Environment:Microsoft LoRA NLU Conda Environment
| Knowledge Sources | |
|---|---|
| Domains | Infrastructure, NLU |
| Last Updated | 2026-02-10 05:30 GMT |
Overview
Conda environment with Python 3.7, PyTorch 1.9, CUDA 11.1, and a modified HuggingFace Transformers fork for LoRA-based NLU fine-tuning on GLUE tasks.
Description
The NLU example uses a Conda environment (defined in `environment.yml`) with a modified fork of HuggingFace Transformers (>= 4.4.0). The fork adds LoRA support directly into RoBERTa and DeBERTa v2 model architectures via `loralib.MergedLinear` layers in their attention modules. The environment includes DeepSpeed for distributed training, the HuggingFace Datasets library for GLUE data loading, and Accelerate for multi-GPU orchestration. The Transformers fork is installed in editable mode (`pip install -e .`).
Usage
Use this environment for the NLU GLUE Finetuning workflow. It is required to run `run_glue.py` which fine-tunes RoBERTa-base, RoBERTa-large, or DeBERTa V2 XXLarge on GLUE benchmark tasks with LoRA adaptation.
System Requirements
| Category | Requirement | Notes |
|---|---|---|
| OS | Linux | Required for CUDA, NCCL, and DeepSpeed |
| Hardware | NVIDIA GPU with CUDA 11.1 support | cudatoolkit=11.1.74 specified in environment.yml |
| Hardware | 8 GPUs recommended | Training scripts default to `num_gpus=8` |
| Python | 3.7.10 | Pinned in environment.yml |
| Disk | ~10GB | For conda environment, models, and GLUE data |
Dependencies
Conda Packages
- `python` = 3.7.10
- `pytorch` = 1.9.0 (py3.7_cuda11.1_cudnn8.0.5_0)
- `cudatoolkit` = 11.1.74
- `torchvision` = 0.10.0
- `torchaudio` = 0.9.0
- `numpy` = 1.20.2
Pip Packages
- `loralib` == 0.1.1
- `accelerate` == 0.3.0
- `datasets` == 1.9.0
- `deepspeed` == 0.5.0
- `scikit-learn` == 0.24.2
- `scipy` == 1.7.0
- `sentencepiece` == 0.1.96
- `tokenizers` == 0.10.3
- `triton` == 0.4.2
- `azureml-core` == 1.32.0
Modified Transformers
- HuggingFace Transformers >= 4.4.0 (forked, installed via `pip install -e .`)
Credentials
No credentials required for local training. The GLUE data is downloaded via public URLs. Pre-trained model checkpoints (RoBERTa, DeBERTa) are downloaded from the public Hugging Face model hub.
Quick Install
# Create the conda environment from specification
cd examples/NLU
conda env create -f environment.yml
# Activate the environment
conda activate NLU
# Install the modified Transformers fork in editable mode
pip install -e .
# Download GLUE data
python utils/download_glue_data.py --data_dir glue_data --tasks all
Code Evidence
Minimum Transformers version check from `examples/NLU/examples/text-classification/run_glue.py:49`:
# Will error if the minimal version of Transformers is not installed. Remove at your own risks.

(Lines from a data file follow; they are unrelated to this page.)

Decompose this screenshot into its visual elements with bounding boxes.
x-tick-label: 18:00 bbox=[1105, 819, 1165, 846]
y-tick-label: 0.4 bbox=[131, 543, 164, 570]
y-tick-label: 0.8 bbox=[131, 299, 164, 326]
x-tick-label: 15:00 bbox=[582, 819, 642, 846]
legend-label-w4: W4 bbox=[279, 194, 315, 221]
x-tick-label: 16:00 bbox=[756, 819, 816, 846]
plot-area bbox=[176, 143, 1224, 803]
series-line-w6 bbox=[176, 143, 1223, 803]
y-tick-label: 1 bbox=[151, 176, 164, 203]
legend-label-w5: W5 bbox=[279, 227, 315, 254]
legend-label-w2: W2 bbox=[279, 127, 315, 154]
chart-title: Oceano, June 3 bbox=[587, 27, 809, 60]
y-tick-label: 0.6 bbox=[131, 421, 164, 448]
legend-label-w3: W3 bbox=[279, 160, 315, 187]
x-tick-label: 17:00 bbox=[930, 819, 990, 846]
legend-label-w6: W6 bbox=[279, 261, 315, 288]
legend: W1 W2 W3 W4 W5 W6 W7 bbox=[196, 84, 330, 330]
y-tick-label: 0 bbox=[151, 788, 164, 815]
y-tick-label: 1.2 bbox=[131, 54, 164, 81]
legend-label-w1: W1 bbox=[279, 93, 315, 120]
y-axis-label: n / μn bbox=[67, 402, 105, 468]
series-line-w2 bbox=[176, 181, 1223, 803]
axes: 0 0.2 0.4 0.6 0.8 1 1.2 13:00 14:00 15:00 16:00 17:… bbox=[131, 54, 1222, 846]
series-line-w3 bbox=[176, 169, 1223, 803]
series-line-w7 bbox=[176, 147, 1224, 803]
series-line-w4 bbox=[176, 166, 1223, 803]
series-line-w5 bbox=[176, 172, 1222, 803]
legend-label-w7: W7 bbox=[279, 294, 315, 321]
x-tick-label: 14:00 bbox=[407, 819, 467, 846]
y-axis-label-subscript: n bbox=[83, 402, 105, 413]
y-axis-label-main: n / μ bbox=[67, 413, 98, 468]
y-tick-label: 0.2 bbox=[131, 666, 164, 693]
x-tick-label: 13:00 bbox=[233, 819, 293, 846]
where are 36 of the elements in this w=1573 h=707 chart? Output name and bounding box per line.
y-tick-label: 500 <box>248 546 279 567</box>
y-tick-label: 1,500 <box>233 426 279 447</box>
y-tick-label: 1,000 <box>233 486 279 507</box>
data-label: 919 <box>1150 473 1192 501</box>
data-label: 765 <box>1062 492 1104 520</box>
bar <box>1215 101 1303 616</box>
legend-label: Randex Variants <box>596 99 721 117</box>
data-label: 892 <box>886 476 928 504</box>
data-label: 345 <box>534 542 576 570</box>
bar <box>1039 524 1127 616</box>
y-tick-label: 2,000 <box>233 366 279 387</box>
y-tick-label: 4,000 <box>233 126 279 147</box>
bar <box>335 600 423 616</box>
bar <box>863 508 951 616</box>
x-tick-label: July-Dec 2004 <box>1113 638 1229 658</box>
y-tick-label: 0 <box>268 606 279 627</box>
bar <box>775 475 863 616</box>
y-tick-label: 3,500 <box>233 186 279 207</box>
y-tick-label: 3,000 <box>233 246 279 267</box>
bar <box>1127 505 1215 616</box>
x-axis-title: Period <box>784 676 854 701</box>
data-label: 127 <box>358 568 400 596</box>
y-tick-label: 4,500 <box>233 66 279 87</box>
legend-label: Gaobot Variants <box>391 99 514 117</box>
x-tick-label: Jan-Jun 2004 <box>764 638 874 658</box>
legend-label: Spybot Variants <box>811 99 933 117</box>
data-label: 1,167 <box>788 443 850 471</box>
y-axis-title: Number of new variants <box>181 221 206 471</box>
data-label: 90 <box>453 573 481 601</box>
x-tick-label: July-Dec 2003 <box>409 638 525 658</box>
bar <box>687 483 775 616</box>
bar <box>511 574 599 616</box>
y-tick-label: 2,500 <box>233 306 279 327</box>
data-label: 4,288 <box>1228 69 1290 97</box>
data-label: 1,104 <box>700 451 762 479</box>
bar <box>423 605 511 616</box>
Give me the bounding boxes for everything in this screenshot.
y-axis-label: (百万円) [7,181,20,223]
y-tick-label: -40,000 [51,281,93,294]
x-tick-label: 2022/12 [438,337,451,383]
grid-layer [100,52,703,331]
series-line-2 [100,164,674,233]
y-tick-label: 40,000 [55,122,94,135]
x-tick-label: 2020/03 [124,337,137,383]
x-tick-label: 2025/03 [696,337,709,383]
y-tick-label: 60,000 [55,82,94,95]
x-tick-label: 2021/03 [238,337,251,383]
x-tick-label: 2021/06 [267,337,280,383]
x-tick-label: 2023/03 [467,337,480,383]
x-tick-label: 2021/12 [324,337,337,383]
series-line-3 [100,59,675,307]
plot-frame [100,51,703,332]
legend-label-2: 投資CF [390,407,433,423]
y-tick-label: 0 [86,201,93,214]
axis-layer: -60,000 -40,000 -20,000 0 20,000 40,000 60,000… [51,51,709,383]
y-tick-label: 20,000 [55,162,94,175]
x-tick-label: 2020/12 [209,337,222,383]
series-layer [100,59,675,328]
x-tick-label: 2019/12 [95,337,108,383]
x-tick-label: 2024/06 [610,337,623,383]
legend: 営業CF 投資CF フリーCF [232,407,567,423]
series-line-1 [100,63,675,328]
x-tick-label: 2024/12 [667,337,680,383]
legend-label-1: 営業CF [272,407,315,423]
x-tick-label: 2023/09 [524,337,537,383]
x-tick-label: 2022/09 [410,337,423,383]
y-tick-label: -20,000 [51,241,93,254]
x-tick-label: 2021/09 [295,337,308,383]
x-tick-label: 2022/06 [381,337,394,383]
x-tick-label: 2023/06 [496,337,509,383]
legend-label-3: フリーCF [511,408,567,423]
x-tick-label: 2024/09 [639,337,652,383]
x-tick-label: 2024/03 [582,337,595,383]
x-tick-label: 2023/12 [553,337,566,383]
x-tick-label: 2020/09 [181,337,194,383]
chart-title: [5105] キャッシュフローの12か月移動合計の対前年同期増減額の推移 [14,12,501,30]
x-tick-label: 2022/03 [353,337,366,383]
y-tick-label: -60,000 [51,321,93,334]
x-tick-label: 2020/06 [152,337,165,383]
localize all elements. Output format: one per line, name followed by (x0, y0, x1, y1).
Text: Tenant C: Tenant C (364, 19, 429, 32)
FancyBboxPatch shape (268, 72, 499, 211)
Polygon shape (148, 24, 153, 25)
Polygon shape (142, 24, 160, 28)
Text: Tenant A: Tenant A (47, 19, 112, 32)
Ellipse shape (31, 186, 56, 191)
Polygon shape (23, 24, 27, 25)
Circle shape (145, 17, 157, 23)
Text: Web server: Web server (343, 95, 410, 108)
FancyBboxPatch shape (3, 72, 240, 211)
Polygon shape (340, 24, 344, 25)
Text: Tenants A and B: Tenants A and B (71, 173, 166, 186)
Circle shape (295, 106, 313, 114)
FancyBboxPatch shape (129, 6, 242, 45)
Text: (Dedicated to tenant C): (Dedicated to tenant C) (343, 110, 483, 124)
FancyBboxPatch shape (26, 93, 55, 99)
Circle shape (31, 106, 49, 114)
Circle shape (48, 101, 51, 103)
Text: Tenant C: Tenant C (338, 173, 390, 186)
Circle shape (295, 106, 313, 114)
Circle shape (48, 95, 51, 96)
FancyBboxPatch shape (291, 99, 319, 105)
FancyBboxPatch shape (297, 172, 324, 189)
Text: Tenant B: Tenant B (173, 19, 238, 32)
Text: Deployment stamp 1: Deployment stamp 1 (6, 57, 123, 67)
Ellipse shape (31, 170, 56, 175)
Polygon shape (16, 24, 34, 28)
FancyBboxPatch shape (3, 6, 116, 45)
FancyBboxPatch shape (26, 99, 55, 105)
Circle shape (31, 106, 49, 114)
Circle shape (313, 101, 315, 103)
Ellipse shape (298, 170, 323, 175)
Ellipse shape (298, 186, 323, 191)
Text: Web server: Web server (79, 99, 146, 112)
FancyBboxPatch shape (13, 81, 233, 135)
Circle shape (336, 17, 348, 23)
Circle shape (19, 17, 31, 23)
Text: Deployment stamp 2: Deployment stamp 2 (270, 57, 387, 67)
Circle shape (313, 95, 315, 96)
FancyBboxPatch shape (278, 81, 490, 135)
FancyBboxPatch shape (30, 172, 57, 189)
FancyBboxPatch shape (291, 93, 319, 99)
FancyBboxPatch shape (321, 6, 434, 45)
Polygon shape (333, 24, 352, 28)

check_min_version("4.4.0")
CUBLAS reproducibility environment variable from `examples/NLU/roberta_base_mnli.sh:2`:
export CUBLAS_WORKSPACE_CONFIG=":16:8" # https://docs.nvidia.com/cuda/cublas/index.html#cublasApi_reproducibility
export PYTHONHASHSEED=0
Conda environment header from `examples/NLU/environment.yml:1-6`:
name: NLU
channels:
- pytorch
- nvidia
- defaults
dependencies:
loralib pinned in environment.yml `examples/NLU/environment.yml:106`:
- loralib==0.1.1
Common Errors
| Error Message | Cause | Solution |
|---|---|---|
| `ImportError: transformers >= 4.4.0 required` | Transformers fork not installed or wrong version | Run `pip install -e .` from `examples/NLU/` directory |
| `ModuleNotFoundError: No module named 'loralib'` | loralib not installed in conda env | `pip install loralib==0.1.1` |
| `CUDA error: no kernel image is available` | CUDA toolkit version mismatch with GPU | Ensure cudatoolkit=11.1 matches your GPU driver |
Compatibility Notes
- Conda Required: Unlike the NLG example (pip-only), the NLU example requires a Conda environment due to complex dependency pinning.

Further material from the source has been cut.